Sample P64032 was predicted as belonging to the Caples Group and the waterfall plot shows that all variables listed in the plot had SHAP values which pushed towards that prediction. Sample P64029 was predicted as belonging to the Other group, with Pb being the only variable here that pushed the prediction towards the Caples Group. While Sample OU63218 had a somewhat more mixed signature with many variables such as La and Ce pulling the prediction towards the Other Sediments group, while elements such as Yb and Tm pushed towards the Caples Group.
These explainability plots allowed the geologist to question the predictions made for specific samples.
Measuring uncertainty - conformal prediction
Supervised classification algorithms always provide a probability value that a sample belongings to each possible class. These values range between 0 and 1 and the predict label is the one with the highest probability value.
These probability values are useful but are uncalibrated. By uncalibrated I mean that a probability of > 0.7 may be conclusive for one model, but may be ambigious for another machine learning model.
Thats where conformal prediction comes to the rescue. It provides a method for calibrating prediction probabilities. So in this case samples were either classified as belonging to Caples, Other Sediments, or where the calibrated probabilities were inconclusive, they were assigned to an “Ambiguous” Group. Using the test set conformal prediction calibrates the model by determining by calculating the probability threshold at which 90% of the samples would have been correctly classified.
More advanced methods exist which calculate per sample confidence measures based on the geochemical results rather than the probability value alone, although such advanced methods are more suitable with 100s or thousands of samples.

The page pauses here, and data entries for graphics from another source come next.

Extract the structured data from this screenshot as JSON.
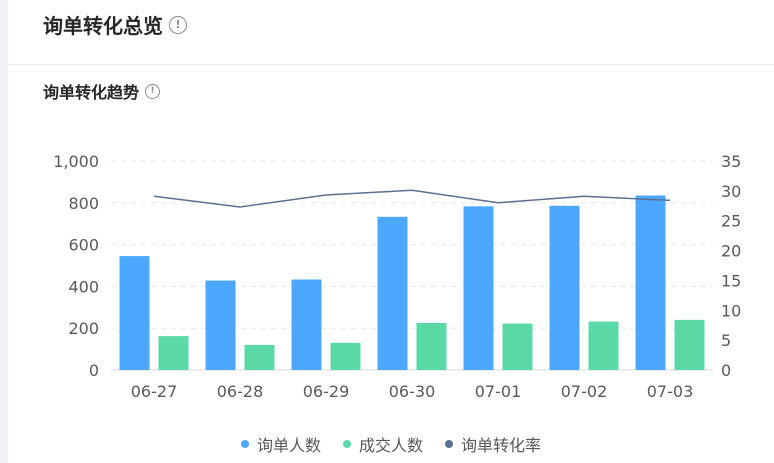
{
  "header": {
    "title": "询单转化总览",
    "info_icon": "info-circle-icon"
  },
  "section": {
    "title": "询单转化趋势",
    "info_icon": "info-circle-icon"
  },
  "colors": {
    "inquiry": "#4ca8ff",
    "deal": "#5ad8a6",
    "rate": "#5b7091"
  },
  "chart_data": {
    "type": "bar",
    "categories": [
      "06-27",
      "06-28",
      "06-29",
      "06-30",
      "07-01",
      "07-02",
      "07-03"
    ],
    "series": [
      {
        "name": "询单人数",
        "type": "bar",
        "axis": "left",
        "values": [
          545,
          428,
          433,
          733,
          783,
          786,
          835
        ]
      },
      {
        "name": "成交人数",
        "type": "bar",
        "axis": "left",
        "values": [
          162,
          120,
          130,
          225,
          222,
          232,
          240
        ]
      },
      {
        "name": "询单转化率",
        "type": "line",
        "axis": "right",
        "values": [
          29.1,
          27.3,
          29.3,
          30.1,
          28.0,
          29.1,
          28.4
        ]
      }
    ],
    "y_left": {
      "min": 0,
      "max": 1000,
      "ticks": [
        "0",
        "200",
        "400",
        "600",
        "800",
        "1,000"
      ]
    },
    "y_right": {
      "min": 0,
      "max": 35,
      "ticks": [
        "0",
        "5",
        "10",
        "15",
        "20",
        "25",
        "30",
        "35"
      ]
    },
    "grid": true,
    "legend_position": "bottom"
  }
}
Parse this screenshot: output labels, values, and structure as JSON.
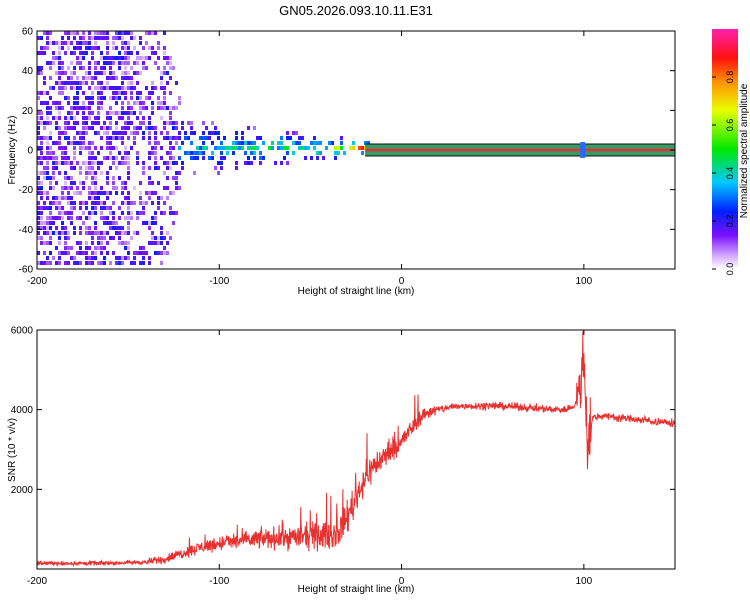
{
  "title": "GN05.2026.093.10.11.E31",
  "colors": {
    "snr_line": "#e8302f",
    "axis": "#000000",
    "center_line": "#e0303a",
    "center_band": "#3a9a62"
  },
  "colorbar": {
    "label": "Normalized spectral amplitude",
    "ticks": [
      "0.0",
      "0.2",
      "0.4",
      "0.6",
      "0.8"
    ],
    "tick_values": [
      0.0,
      0.2,
      0.4,
      0.6,
      0.8
    ],
    "range": [
      0,
      1
    ],
    "colormap": "rainbow (white-violet-blue-cyan-green-yellow-orange-red-magenta)"
  },
  "chart_data": [
    {
      "type": "heatmap",
      "title": "",
      "xlabel": "Height of straight line (km)",
      "ylabel": "Frequency (Hz)",
      "xlim": [
        -200,
        150
      ],
      "ylim": [
        -60,
        60
      ],
      "x_ticks": [
        "-200",
        "-100",
        "0",
        "100"
      ],
      "x_tick_values": [
        -200,
        -100,
        0,
        100
      ],
      "y_ticks": [
        "-60",
        "-40",
        "-20",
        "0",
        "20",
        "40",
        "60"
      ],
      "y_tick_values": [
        -60,
        -40,
        -20,
        0,
        20,
        40,
        60
      ],
      "description_points": [
        {
          "x": -200,
          "spread_hz": 60,
          "amplitude": 0.2
        },
        {
          "x": -130,
          "spread_hz": 60,
          "amplitude": 0.15
        },
        {
          "x": -120,
          "spread_hz": 15,
          "amplitude": 0.35
        },
        {
          "x": -80,
          "spread_hz": 10,
          "amplitude": 0.45
        },
        {
          "x": -40,
          "spread_hz": 6,
          "amplitude": 0.5
        },
        {
          "x": -20,
          "spread_hz": 3,
          "amplitude": 0.9
        },
        {
          "x": 0,
          "spread_hz": 2,
          "amplitude": 1.0
        },
        {
          "x": 100,
          "spread_hz": 2,
          "amplitude": 1.0
        },
        {
          "x": 150,
          "spread_hz": 2,
          "amplitude": 1.0
        }
      ]
    },
    {
      "type": "line",
      "title": "",
      "xlabel": "Height of straight line (km)",
      "ylabel": "SNR (10 * v/v)",
      "xlim": [
        -200,
        150
      ],
      "ylim": [
        0,
        6000
      ],
      "x_ticks": [
        "-200",
        "-100",
        "0",
        "100"
      ],
      "x_tick_values": [
        -200,
        -100,
        0,
        100
      ],
      "y_ticks": [
        "2000",
        "4000",
        "6000"
      ],
      "y_tick_values": [
        2000,
        4000,
        6000
      ],
      "series": [
        {
          "x": [
            -200,
            -180,
            -160,
            -140,
            -130,
            -120,
            -110,
            -100,
            -90,
            -80,
            -70,
            -60,
            -50,
            -40,
            -35,
            -30,
            -25,
            -20,
            -15,
            -10,
            -5,
            0,
            5,
            10,
            15,
            20,
            25,
            30,
            40,
            50,
            60,
            70,
            80,
            90,
            95,
            98,
            100,
            102,
            105,
            110,
            120,
            130,
            140,
            150
          ],
          "values": [
            150,
            140,
            150,
            170,
            250,
            400,
            550,
            650,
            700,
            750,
            780,
            800,
            820,
            850,
            900,
            1300,
            1800,
            2300,
            2600,
            2800,
            3000,
            3200,
            3500,
            3800,
            3950,
            4000,
            4050,
            4080,
            4100,
            4100,
            4080,
            4050,
            4020,
            4000,
            4100,
            4500,
            5200,
            3200,
            3800,
            3850,
            3800,
            3750,
            3700,
            3650
          ]
        }
      ]
    }
  ]
}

Below are the results of conformal prediction on our three samples sorted by the probability score for the predicted class. Here we can see that Sample P64032 was classified as belonging to the Caples Group with a probability of 0.998 and sample P64029 was classified as an “Other Sediment” with a probability of 0.997. The conformal prediction results for these samples confirmed that these samples likely belong to the group to which they were predicted as belonging to. Sample OU63218 however with a probability of 0.677 was considered by conformal prediction to be ambiguous. This is not surprising as the SHAP values presented earlier suggested a fairly mixed geochemical signature, warranting further investigation by the exploration team.
For exploration teams conformal prediction provides a statistically principled way to triage results. High confidence predictions can be acted on quickly and integrated into targeting workflows, while ambiguous samples can be flagged and followed up.